При врождённом гипотиреозе заместительную гормональную терапию применяют пожизненно, дозу подбирают в амбулаторных условиях. Если не удаётся нормализовать уровень гормонов амбулаторно, потребуется лечь в больницу ^[18].

Транзиторный гипотиреоз может пройти самостоятельно, если исчезла его причина. На I этапе скрининга практически невозможно отличить врождённый и транзиторный гипотиреоз. Их различают на II этапе на фоне отмены заместительной гормональной терапии.

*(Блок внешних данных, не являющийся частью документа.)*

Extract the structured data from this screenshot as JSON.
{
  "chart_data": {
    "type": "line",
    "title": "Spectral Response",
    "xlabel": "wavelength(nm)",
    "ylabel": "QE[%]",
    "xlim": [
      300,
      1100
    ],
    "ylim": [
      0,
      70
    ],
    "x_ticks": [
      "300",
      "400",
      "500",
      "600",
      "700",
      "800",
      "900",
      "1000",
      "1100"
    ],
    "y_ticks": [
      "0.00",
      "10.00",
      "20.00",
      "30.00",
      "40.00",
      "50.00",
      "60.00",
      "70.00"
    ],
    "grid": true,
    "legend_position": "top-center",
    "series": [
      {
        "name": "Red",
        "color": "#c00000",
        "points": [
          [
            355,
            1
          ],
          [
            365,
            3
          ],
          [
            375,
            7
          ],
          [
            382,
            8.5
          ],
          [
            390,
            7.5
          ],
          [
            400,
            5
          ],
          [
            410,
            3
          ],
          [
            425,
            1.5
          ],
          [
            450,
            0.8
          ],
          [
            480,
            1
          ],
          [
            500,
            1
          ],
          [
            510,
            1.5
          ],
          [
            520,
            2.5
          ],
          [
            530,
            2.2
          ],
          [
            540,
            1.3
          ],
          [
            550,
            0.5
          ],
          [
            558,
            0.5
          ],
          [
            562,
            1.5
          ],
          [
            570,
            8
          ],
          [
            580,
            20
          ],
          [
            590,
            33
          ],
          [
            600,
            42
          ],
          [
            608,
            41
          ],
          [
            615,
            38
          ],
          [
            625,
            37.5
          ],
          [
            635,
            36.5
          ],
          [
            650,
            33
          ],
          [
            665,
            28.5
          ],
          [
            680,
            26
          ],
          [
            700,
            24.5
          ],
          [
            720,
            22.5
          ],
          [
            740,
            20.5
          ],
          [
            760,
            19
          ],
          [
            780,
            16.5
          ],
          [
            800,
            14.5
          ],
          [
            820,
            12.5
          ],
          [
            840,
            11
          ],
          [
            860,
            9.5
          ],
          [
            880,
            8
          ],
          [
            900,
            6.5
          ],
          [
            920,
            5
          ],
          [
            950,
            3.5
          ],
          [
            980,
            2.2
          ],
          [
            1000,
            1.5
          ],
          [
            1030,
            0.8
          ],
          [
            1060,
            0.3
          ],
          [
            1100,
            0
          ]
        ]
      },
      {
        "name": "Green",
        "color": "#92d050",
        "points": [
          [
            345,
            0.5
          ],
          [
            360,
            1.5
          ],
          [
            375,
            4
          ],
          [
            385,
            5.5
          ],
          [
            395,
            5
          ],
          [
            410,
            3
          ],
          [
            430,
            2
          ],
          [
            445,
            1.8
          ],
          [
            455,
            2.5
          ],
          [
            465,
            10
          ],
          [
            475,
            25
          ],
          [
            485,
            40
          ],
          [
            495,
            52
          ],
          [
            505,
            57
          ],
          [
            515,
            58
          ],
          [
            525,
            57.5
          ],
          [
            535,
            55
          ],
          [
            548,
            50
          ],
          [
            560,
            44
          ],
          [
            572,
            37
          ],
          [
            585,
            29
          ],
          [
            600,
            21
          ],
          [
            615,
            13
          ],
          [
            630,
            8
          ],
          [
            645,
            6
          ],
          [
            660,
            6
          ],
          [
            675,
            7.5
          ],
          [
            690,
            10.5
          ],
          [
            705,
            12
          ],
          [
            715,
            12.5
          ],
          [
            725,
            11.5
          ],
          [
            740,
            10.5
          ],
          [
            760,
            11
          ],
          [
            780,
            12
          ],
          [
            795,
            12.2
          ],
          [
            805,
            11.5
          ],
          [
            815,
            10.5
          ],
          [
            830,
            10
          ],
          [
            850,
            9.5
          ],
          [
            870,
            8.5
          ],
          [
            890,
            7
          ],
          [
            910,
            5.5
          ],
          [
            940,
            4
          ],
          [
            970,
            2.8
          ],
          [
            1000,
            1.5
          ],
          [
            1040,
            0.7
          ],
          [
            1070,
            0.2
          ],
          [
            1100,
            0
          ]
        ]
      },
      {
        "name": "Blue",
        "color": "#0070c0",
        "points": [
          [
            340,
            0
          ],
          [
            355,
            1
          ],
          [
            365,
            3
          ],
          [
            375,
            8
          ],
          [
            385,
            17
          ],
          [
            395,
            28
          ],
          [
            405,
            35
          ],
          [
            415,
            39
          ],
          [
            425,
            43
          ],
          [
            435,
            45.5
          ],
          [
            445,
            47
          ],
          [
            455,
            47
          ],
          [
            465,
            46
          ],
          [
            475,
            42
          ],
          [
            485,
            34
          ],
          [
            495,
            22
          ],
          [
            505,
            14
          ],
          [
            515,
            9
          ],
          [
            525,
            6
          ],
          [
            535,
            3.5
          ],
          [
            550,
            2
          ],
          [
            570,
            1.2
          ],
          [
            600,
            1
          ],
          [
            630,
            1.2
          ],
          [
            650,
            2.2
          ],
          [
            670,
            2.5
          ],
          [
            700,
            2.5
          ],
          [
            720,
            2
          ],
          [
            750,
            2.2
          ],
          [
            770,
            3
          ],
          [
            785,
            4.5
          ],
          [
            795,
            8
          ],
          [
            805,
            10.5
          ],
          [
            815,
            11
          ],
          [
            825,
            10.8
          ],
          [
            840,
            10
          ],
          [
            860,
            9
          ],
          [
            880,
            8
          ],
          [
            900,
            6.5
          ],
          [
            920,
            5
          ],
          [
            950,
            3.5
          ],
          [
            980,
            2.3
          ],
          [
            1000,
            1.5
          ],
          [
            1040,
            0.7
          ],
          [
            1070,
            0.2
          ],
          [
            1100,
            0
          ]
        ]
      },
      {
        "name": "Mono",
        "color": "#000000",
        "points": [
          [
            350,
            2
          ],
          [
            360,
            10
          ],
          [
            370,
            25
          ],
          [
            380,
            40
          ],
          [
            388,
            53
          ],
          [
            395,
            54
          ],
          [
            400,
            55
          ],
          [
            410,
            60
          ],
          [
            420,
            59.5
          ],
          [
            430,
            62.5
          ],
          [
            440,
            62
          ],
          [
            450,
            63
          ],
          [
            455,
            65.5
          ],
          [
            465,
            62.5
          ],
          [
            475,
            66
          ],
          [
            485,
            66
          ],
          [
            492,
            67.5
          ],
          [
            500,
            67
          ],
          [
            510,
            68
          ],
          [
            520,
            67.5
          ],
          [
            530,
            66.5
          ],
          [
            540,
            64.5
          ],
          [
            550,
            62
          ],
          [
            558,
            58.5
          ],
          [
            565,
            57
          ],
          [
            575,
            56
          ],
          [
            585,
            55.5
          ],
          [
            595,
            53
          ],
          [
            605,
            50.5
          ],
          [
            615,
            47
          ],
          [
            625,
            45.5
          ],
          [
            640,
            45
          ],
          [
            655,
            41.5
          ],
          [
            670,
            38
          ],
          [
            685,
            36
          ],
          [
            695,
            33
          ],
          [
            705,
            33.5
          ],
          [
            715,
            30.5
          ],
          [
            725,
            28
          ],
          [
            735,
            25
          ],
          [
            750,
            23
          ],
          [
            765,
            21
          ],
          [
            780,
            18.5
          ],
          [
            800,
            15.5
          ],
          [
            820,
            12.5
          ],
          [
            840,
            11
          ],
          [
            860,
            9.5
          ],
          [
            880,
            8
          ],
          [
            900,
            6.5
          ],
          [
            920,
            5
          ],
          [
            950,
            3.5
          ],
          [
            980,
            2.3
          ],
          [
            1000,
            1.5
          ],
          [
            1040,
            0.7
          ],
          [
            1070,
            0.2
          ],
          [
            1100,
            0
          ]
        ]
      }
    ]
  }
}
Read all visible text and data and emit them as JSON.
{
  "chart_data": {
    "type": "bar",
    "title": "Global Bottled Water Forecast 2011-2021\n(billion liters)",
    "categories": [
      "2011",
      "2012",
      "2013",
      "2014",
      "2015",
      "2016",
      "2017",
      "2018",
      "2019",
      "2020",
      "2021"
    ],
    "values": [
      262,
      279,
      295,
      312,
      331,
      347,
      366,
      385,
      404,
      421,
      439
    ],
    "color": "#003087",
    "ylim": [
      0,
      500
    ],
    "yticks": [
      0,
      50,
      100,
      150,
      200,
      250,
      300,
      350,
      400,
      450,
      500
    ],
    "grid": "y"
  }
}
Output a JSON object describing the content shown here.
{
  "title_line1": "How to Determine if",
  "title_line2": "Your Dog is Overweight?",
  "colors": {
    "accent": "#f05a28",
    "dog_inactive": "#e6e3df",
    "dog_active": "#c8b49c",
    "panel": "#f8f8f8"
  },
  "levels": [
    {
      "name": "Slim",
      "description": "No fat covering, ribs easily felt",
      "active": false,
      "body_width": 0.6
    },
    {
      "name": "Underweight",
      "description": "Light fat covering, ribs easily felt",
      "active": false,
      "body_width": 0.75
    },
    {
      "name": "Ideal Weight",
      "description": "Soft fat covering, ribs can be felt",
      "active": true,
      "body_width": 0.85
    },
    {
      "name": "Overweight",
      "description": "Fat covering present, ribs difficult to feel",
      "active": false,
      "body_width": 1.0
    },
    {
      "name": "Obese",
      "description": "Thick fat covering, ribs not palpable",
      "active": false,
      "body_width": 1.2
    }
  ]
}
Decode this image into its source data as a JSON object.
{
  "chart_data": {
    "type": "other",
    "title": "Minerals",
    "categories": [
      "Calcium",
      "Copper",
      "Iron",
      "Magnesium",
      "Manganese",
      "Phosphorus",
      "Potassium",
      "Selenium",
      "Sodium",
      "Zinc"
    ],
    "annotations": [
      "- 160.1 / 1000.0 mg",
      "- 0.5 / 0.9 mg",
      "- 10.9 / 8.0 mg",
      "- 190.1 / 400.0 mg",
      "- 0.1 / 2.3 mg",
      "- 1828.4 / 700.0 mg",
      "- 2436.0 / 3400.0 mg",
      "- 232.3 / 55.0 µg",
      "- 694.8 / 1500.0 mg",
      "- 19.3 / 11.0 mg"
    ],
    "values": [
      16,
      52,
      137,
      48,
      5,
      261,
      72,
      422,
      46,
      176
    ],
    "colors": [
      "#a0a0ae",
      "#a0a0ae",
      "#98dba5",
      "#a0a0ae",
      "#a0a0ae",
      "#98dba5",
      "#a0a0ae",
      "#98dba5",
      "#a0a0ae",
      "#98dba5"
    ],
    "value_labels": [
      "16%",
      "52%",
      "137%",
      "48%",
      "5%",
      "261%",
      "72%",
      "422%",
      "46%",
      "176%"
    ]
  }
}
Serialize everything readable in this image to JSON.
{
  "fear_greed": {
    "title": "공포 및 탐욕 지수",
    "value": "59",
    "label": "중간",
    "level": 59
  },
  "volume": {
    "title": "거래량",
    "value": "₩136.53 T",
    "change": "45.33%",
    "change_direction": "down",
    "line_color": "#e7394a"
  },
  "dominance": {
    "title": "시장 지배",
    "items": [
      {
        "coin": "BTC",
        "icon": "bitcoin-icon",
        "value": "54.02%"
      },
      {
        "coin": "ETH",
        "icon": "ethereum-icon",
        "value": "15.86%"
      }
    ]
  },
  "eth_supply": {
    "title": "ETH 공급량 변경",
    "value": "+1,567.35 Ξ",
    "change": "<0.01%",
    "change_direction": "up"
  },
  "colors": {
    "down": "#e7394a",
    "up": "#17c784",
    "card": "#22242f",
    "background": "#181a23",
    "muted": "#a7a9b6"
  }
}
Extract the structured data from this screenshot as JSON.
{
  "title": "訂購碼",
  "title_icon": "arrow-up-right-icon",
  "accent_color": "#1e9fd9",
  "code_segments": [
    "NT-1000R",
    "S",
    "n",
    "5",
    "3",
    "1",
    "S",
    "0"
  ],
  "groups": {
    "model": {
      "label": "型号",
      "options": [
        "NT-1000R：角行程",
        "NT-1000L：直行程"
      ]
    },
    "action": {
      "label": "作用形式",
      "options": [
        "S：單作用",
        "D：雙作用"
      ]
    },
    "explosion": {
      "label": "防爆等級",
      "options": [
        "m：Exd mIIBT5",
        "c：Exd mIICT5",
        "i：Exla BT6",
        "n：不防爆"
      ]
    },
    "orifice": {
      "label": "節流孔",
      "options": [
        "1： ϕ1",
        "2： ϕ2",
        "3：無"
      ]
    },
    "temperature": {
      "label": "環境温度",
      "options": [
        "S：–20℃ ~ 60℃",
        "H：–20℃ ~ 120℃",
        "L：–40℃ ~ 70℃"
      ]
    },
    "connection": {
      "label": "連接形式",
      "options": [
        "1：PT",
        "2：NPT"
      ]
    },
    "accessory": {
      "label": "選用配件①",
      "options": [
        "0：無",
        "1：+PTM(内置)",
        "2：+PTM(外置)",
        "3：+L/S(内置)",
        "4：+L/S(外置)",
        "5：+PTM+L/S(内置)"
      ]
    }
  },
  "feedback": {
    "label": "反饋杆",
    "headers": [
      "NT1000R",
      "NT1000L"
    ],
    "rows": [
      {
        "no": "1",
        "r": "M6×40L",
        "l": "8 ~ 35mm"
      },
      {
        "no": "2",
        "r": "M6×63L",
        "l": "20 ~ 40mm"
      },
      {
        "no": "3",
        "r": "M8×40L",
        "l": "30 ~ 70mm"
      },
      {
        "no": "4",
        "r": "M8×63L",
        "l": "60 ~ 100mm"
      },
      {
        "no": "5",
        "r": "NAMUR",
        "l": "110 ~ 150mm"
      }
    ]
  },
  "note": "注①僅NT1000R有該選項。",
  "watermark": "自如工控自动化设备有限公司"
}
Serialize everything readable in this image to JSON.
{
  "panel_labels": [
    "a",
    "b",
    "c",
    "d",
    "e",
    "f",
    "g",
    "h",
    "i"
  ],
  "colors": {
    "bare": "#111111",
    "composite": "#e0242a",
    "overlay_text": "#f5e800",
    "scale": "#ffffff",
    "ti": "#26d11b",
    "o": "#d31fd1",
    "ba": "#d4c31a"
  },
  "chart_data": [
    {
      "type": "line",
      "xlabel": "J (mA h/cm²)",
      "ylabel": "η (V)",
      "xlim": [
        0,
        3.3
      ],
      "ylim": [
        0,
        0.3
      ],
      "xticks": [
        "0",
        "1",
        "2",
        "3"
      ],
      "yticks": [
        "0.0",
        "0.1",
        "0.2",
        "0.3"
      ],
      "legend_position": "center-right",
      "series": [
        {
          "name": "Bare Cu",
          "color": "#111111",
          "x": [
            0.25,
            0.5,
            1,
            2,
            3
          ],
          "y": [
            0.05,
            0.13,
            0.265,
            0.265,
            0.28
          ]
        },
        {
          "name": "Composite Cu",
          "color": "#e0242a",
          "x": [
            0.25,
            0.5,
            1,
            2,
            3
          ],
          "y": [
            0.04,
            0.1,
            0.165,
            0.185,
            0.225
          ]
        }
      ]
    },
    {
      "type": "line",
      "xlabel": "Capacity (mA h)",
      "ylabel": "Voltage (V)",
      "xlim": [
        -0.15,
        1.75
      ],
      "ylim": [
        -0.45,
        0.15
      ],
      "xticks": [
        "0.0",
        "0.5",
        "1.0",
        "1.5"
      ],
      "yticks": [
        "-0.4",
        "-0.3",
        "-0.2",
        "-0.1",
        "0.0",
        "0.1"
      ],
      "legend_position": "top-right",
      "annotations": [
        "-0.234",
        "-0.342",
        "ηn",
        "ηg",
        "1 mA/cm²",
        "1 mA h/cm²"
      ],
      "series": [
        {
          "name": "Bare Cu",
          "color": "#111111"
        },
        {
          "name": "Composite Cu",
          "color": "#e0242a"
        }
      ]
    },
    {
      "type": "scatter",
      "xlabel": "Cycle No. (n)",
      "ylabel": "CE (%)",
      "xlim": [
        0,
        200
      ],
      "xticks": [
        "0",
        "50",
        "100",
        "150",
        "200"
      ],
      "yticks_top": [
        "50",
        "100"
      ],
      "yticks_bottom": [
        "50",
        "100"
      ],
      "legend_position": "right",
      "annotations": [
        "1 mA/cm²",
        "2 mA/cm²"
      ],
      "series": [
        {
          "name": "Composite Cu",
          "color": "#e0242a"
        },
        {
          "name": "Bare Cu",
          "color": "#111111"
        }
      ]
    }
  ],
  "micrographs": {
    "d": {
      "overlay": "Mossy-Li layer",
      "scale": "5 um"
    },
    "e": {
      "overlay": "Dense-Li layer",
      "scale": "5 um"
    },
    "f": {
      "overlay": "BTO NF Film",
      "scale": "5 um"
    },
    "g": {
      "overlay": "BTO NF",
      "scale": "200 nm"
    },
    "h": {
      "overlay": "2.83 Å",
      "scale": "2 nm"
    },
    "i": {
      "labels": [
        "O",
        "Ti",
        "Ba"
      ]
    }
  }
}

При транзиторном гипотиреозе:

• Необходимо начинать приём Левотироксина натрия как можно раньше, так как без своевременного лечения разовьются тяжёлые осложнения. Доза должна соответствовать возрасту, при лечении следует постоянно контролировать уровень гормонов.
• В сомнительных случаях диагноз уточняют после того, как малышу исполнится год. Ребёнку на 3–4-й неделе отменяют приём Левотироксина натрия и определяют уровни ТТГ и свободного Т4 в сыворотке.
• Если показатели ТТГ и свободного Т4 в пределах нормы, лечение не продолжают. Контрольные осмотры с анализом на ТТГ и Т4 проводят через две недели, месяц и полгода после прекращения лечения.

Если же диагноз врождённого гипотиреоза подтверждается, приём Левотироксина натрия возобновляют. При этом постоянно контролируют уровень гормонов.

Если на фоне приёма терапии уровень ТТГ когда-либо повышался, то не рекомендуется прерывать лечение, чтобы уточнить диагноз. В таком случае диагноз врождённого гипотиреоза не вызывает сомнений ^[18].

При правильном применении Левотироксина натрия под контролем врача побочные эффекты не возникают.

Сроки начала лечения влияют на уровень интеллектуального развития детей. Отсутствие или позднее начало заместительной гормональной терапии приводит к необратимой умственной отсталости ^[24][25][26].

Пациентам с врождённым гипотиреозом требуется:

• постоянное наблюдение у эндокринолога, невролога, врача-сурдолога, логопеда, медицинского психолога (нейропсихолога);
• оценка интеллектуального развития тестом Векслера (детский вариант);
• при нарушениях внимания и памяти, психических расстройствах и пороках развития — консультация психиатра, кардиолога и других специалистов.

Сроки диспансерного наблюдения при врождённом гипотиреозе ^[18]

Профилактика врождённого гипотиреоза

Недостаточность йода у матери — главная причина гипотиреоза у новорождённых, особенно в регионах, где встречается эндемический зоб. В таком случае при планировании и во время беременности рекомендуется принимать профилактическую дозу йода (Калия Йодида) ^[2][18][29].